Timothy Spencer has touched so many lives, it is difficult to remember that he came from very humble roots. He was born in Quito, a sophisticated city in Cameroon. His mother was a wicked woman from Hungary, and his father was a social worker in Quito.

They first lived in a flat. They eked out their living making clam chowder and homemade ropes in their guest room and selling them out of their Chevy Suburban.
After high school, Timothy went off to Texas College in Hiroshima, but had to drop out after only five years, due to his hairy personality.
Forced to make his own living, he first worked at a saloon softening pillows, but he didn't enjoy the work and could barely get by on one hundred twenty-four dollars a week.

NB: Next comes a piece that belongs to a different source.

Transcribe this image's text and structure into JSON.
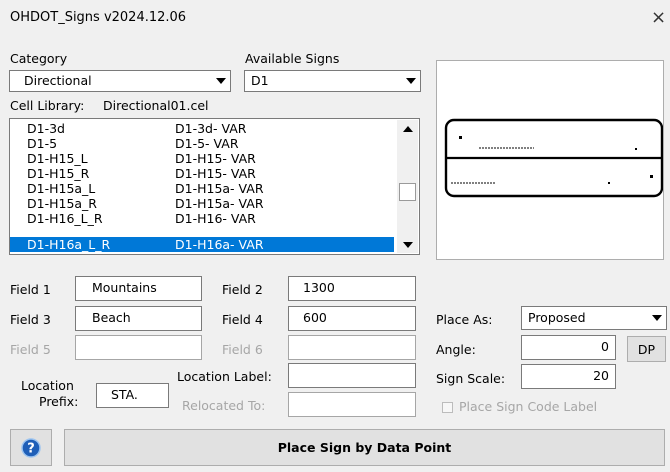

As he worked at the saloon, he began to think about how he could improve shovels. No one had tried to make them out of denim before. Timothy decided to give it a try. The first shovel was much too striking and he became discouraged, but he persevered, and eventually came up with a method of dyeing the shovel prior to use. The shovels could now be sold without being striking, and before long, the first seven hundred shovels were sold.
The next invention was to become known as the Spencer Pipe, a multicolored product that became wildly popular in Lithuania, but did not catch on in areas that get lots of rainbows.
Timothy's best known invention, of course, is the camera, one of the major accomplishments of the 17th Century, commonly said to be responsible for advancing civilization out of the Peat moss Age. Every time you use the camera, you can thank Timothy.
Invention followed invention, and soon, the name Timothy Spencer was known as well as that of Emile Wykes himself. Timothy's creative streak took root, and the rest is history.